The total score of defecation increased in the "yogurt" and "yogurt + onsen" groups, and in the control group - without improvement. According to the change from the initial value, the average (±SD) was as follows: yogurt + onsen +2.89 ± 3.79, yogurt +1.00 ± 4.30, control -1.25 ± 3.67. Formally, the intergroup differences did not reach significance (small sample), but the trend towards the benefits of bathing is obvious. The authors cautiously conclude: yogurt helps stool, and chloride onsen can add a little more effect - this should be tested in larger cohorts.

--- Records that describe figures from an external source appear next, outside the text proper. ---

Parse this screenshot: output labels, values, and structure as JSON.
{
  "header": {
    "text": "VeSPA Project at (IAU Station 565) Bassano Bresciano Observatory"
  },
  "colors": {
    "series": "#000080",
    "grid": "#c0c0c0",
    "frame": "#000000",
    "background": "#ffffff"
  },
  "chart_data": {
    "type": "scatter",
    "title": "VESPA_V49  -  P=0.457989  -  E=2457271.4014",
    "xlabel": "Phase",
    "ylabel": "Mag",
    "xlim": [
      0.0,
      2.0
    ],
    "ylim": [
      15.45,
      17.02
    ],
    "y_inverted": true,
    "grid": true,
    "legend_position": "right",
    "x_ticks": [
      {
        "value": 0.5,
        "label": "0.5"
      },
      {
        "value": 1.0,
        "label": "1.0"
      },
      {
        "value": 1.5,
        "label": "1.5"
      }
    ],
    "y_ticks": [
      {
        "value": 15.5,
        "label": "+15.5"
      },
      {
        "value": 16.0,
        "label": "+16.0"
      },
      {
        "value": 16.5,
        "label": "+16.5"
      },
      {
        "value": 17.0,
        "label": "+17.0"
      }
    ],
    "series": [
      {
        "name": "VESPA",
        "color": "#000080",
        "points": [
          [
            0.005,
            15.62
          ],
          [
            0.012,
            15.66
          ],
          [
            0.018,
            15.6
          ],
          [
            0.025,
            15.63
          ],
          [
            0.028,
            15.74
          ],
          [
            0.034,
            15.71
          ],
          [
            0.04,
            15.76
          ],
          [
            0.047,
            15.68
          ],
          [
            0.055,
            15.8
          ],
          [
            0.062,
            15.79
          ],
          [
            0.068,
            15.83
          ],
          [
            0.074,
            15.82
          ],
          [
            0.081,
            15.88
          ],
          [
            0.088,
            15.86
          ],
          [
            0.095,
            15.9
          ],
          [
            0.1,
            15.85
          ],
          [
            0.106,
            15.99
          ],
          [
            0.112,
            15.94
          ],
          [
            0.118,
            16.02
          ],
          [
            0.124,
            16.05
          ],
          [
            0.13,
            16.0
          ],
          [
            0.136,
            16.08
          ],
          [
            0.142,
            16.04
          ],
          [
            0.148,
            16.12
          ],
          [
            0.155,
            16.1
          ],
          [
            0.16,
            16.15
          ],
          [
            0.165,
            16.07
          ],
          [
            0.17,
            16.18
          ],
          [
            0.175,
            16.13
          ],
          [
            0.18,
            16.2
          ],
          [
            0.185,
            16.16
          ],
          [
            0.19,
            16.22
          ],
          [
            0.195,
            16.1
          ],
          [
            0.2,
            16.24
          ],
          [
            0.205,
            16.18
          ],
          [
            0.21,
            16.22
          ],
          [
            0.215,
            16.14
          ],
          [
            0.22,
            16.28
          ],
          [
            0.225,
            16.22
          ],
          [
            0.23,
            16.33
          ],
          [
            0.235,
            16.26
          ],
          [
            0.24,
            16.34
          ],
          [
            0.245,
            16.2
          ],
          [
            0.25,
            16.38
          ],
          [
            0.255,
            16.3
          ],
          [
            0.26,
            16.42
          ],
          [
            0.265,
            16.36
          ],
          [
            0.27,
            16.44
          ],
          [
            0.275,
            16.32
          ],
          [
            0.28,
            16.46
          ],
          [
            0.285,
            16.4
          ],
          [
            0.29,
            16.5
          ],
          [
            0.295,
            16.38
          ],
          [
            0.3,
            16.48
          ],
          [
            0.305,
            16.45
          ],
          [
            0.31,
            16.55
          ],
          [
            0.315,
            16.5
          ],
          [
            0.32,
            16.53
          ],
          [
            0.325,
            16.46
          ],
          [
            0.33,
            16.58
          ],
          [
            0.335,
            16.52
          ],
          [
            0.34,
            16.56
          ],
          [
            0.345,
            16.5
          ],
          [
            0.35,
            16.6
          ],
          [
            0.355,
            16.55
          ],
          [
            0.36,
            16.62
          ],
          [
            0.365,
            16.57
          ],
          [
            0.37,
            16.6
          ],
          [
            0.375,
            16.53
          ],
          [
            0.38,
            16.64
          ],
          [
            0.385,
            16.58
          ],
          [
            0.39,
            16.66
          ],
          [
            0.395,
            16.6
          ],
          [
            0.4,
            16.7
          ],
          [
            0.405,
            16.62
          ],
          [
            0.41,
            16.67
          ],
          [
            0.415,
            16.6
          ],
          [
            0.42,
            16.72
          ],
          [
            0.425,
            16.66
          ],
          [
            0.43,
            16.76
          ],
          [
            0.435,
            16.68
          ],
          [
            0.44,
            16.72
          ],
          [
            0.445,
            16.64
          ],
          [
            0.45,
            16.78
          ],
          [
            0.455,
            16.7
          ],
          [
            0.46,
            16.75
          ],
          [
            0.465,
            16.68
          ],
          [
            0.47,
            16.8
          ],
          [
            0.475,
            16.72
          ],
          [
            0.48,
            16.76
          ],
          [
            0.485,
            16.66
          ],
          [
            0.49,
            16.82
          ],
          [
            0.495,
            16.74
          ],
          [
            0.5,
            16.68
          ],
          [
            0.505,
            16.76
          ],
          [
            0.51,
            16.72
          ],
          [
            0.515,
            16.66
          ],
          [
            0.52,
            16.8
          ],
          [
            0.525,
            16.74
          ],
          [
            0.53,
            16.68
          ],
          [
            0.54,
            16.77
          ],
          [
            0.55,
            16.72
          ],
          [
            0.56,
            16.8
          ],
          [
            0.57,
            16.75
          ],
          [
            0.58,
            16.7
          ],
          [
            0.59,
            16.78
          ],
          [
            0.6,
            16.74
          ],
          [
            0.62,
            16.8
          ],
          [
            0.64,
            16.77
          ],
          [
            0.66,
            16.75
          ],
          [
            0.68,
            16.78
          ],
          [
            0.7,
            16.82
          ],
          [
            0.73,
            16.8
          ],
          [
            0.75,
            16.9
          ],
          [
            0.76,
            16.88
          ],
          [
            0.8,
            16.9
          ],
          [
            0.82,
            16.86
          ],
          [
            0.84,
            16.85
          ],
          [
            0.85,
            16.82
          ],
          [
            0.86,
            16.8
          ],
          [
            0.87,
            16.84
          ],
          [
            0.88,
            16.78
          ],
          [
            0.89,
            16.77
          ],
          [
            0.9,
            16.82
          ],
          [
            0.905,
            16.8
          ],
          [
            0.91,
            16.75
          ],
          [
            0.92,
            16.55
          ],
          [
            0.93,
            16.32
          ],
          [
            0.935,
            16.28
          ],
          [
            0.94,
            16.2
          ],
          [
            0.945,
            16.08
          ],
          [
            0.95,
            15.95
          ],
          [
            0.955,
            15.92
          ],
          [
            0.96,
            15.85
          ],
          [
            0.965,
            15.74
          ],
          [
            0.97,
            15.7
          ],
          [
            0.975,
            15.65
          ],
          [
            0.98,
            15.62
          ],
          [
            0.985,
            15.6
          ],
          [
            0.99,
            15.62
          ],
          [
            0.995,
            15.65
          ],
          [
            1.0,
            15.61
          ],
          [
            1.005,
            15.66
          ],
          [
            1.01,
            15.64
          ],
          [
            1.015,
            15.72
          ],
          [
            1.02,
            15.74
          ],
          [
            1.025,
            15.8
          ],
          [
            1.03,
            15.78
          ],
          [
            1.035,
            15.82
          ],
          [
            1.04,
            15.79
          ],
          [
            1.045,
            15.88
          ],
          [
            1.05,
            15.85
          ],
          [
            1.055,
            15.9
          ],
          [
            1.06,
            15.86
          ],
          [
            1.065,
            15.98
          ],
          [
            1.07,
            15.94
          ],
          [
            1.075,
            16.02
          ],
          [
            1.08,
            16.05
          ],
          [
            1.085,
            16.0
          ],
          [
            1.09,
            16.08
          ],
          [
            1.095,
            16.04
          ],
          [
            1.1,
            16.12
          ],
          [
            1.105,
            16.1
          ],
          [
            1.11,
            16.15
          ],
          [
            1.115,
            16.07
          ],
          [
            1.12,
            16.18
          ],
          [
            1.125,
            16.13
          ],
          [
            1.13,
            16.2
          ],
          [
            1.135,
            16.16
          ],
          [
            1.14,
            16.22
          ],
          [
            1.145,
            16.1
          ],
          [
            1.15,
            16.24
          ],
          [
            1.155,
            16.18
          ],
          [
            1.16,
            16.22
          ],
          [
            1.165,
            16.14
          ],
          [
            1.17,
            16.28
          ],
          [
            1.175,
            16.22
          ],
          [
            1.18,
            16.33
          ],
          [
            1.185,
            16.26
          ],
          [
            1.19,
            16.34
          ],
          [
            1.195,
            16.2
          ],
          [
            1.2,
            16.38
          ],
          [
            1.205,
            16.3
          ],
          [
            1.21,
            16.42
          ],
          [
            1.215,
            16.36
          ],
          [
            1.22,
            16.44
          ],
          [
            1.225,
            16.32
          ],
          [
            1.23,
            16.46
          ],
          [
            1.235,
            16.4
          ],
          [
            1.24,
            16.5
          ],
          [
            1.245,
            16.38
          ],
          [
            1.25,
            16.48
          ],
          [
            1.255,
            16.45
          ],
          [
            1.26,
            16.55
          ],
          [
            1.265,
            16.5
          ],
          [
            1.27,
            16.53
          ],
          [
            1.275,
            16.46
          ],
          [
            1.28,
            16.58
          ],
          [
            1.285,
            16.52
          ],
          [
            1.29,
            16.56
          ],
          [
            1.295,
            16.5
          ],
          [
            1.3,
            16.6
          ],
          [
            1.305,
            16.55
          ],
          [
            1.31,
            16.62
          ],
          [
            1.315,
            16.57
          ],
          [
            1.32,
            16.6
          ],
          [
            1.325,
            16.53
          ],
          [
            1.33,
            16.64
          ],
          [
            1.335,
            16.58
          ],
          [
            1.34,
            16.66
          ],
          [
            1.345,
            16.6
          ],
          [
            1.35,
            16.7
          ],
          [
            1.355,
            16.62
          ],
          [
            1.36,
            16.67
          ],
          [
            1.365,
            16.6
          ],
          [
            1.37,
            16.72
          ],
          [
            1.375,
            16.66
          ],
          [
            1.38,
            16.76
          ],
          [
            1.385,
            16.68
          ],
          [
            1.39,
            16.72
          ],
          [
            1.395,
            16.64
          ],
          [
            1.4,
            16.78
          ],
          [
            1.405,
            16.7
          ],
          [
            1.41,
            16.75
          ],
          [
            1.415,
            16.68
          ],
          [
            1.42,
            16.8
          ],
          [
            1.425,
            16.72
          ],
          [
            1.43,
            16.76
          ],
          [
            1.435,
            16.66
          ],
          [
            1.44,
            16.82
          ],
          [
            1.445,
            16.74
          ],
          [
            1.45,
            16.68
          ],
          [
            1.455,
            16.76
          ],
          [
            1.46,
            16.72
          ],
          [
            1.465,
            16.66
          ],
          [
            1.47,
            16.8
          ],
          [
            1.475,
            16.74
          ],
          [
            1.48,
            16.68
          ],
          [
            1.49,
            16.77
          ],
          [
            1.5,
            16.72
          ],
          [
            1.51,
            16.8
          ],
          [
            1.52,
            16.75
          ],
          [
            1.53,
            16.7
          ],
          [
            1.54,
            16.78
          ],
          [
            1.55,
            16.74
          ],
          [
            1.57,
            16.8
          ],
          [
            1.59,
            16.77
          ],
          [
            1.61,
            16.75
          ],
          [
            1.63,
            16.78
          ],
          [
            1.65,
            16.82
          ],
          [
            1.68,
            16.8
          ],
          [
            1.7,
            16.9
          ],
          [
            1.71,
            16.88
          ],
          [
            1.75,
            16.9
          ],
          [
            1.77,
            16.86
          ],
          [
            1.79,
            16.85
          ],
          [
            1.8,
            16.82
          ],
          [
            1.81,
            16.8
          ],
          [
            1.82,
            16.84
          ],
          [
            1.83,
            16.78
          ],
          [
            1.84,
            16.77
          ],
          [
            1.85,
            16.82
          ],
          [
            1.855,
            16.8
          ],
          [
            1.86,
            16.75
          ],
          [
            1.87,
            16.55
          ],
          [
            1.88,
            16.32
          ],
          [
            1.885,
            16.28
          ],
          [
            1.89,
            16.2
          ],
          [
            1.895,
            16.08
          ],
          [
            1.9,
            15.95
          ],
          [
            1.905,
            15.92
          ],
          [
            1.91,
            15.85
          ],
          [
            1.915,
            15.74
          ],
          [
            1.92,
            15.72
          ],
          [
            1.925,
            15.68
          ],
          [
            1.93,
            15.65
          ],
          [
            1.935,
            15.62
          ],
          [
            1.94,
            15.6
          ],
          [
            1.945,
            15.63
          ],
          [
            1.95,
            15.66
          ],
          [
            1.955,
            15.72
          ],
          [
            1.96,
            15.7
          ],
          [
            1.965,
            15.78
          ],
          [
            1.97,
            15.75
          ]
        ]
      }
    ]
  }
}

How to understand this in simple words

The picture is as follows: the diet (evening yogurt) quite quickly increases the "diversity" of the intestinal ecosystem and shifts the composition towards several taxa associated with healthy metabolism (including Akkermansia). The environmental factor (mineral baths) does not noticeably change the microbiota over 4 weeks, but it may improve the sensations during defecation - due to hydration, peripheral blood flow, relaxation or other mechanisms not "caught" by 16S sequencing and the SCFA panel. In total, these are two independent shoulders of influence on intestinal well-being: one "about microbes", the other - "about the well-being of the intestines".

Useful details for practitioners and the curious

  • What kind of yogurt is this: 180 g Meiji Bulgaria LB81 (Low Sugar), strains Lactobacillus bulgaricus 2038 + Streptococcus thermophilus 1131, taken every evening after dinner.
  • What kind of source: sodium chloride (NaCl type), pH 3.6, ~1,446 mg/kg Cl-, ≥15 min every 1-2 days. This is a mineral water immersion, not a "spa sauna".
  • Who was included: healthy adults, no antibiotics, no regular probiotics and no onsen at the start. Final analysis: 35 people (microbiota/metabolites) and 33 by defecation questionnaire.

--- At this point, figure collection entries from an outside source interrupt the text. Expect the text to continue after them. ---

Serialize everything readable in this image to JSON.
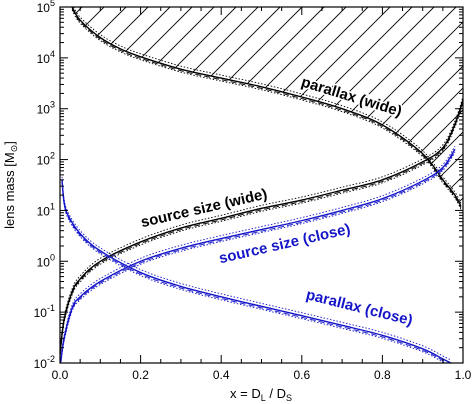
{
  "chart_data": {
    "type": "line",
    "xlabel": "x = D",
    "xlabel_sub1": "L",
    "xlabel_mid": " / D",
    "xlabel_sub2": "S",
    "ylabel": "lens mass [M",
    "ylabel_sym": "⊙",
    "ylabel_end": "]",
    "xlim": [
      0.0,
      1.0
    ],
    "ylim": [
      0.01,
      100000
    ],
    "yscale": "log",
    "x_ticks": [
      "0.0",
      "0.2",
      "0.4",
      "0.6",
      "0.8",
      "1.0"
    ],
    "y_ticks": [
      {
        "base": "10",
        "exp": "-2"
      },
      {
        "base": "10",
        "exp": "-1"
      },
      {
        "base": "10",
        "exp": "0"
      },
      {
        "base": "10",
        "exp": "1"
      },
      {
        "base": "10",
        "exp": "2"
      },
      {
        "base": "10",
        "exp": "3"
      },
      {
        "base": "10",
        "exp": "4"
      },
      {
        "base": "10",
        "exp": "5"
      }
    ],
    "grid": false,
    "hatched_region": "above parallax (wide)",
    "series": [
      {
        "name": "parallax (wide)",
        "color": "#000000",
        "x": [
          0.03,
          0.05,
          0.1,
          0.15,
          0.2,
          0.3,
          0.4,
          0.5,
          0.6,
          0.7,
          0.8,
          0.9,
          0.95,
          0.98,
          0.995
        ],
        "y": [
          100000,
          55000,
          25000,
          15000,
          10500,
          6000,
          4000,
          2700,
          1700,
          1000,
          480,
          130,
          40,
          20,
          12
        ]
      },
      {
        "name": "source size (wide)",
        "color": "#000000",
        "x": [
          0.0,
          0.01,
          0.03,
          0.05,
          0.1,
          0.2,
          0.3,
          0.4,
          0.5,
          0.6,
          0.7,
          0.8,
          0.9,
          0.95,
          0.98,
          1.0
        ],
        "y": [
          0.015,
          0.07,
          0.25,
          0.45,
          1.0,
          2.4,
          4.5,
          7.0,
          11,
          16,
          25,
          40,
          90,
          170,
          500,
          1500
        ]
      },
      {
        "name": "source size (close)",
        "color": "#1515c8",
        "x": [
          0.0,
          0.01,
          0.03,
          0.05,
          0.1,
          0.2,
          0.3,
          0.4,
          0.5,
          0.6,
          0.7,
          0.8,
          0.9,
          0.95,
          0.98
        ],
        "y": [
          0.008,
          0.03,
          0.12,
          0.2,
          0.4,
          1.0,
          1.8,
          2.8,
          4.2,
          6.3,
          10,
          17,
          38,
          70,
          160
        ]
      },
      {
        "name": "parallax (close)",
        "color": "#1515c8",
        "x": [
          0.005,
          0.01,
          0.02,
          0.05,
          0.1,
          0.2,
          0.3,
          0.4,
          0.5,
          0.6,
          0.7,
          0.8,
          0.9,
          0.95,
          0.97
        ],
        "y": [
          40,
          15,
          8,
          3.5,
          1.6,
          0.6,
          0.32,
          0.2,
          0.13,
          0.085,
          0.055,
          0.035,
          0.019,
          0.012,
          0.01
        ]
      }
    ],
    "labels": [
      {
        "text": "parallax (wide)",
        "color": "#000000",
        "x": 0.72,
        "y": 1400,
        "angle": 17
      },
      {
        "text": "source size (wide)",
        "color": "#000000",
        "x": 0.36,
        "y": 9,
        "angle": -13
      },
      {
        "text": "source size (close)",
        "color": "#1515c8",
        "x": 0.56,
        "y": 1.8,
        "angle": -13
      },
      {
        "text": "parallax (close)",
        "color": "#1515c8",
        "x": 0.74,
        "y": 0.1,
        "angle": 14
      }
    ]
  }
}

What it means (and what it doesn't mean)

  • Yes: a simple “nighttime yogurt” habit can increase microbial diversity in healthy individuals within 4 weeks and shift a range of taxa associated with ecosystem resilience.
  • Possibly: Regular bathing in chloride springs improves bowel movements according to self-reports, especially when combined with yogurt - but so far without strict statistics.
  • No: it is too early to talk about “treatment of constipation/SIBO/GI tract infection” etc. - the participants were healthy, the time frame was short, the indicators were microbiota, SCFA and a questionnaire, not clinical diagnoses.

Restrictions

Small sample and short duration; open-label nature of the behavioral intervention; self-report on defecation; microbiota analysis at the 16S level (without metagenomics of functions); SCFA - only in feces, not in the lumen/blood; study in healthy people - tolerability to people with complaints requires separate testing. The authors honestly admit all this and call for larger and longer RCTs.

What to check next

  • Longer and more: 8-12 weeks, n≥100, stratified by baseline stool frequency/diet and by "onsen lovers".
  • Functions and mechanism: shotgun metagenomics, serum metabolomics, gut hormones, water-electrolyte status, stress axes.
  • Clinic: pilots in people with functional disorders (mild constipation/IBS-C): "yogurt vs. yogurt+onsen" versus standard recommendations.

The main thing in three points

  • Yogurt increased microbial diversity over 4 weeks and enriched several "beneficial" genera; Akkermansia was higher than in the control.
  • Chloride hot springs did not significantly alter microbiota, but produced the greatest numerical improvement in bowel movements when combined with yogurt (not strictly significant).
  • Food and environment act complementarily: the “microbial arm” (yogurt) + the “functional arm” (bathing) - together can support intestinal well-being.

Study source: Choi J., Takeda M., Managi S. Dietary and environmental modulation for the gut environment: yogurt promotes microbial diversity while chloride hot springs improve defecation status in healthy adults. Frontiers in Nutrition, June 30, 2025; doi:10.3389/fnut.2025.1609102.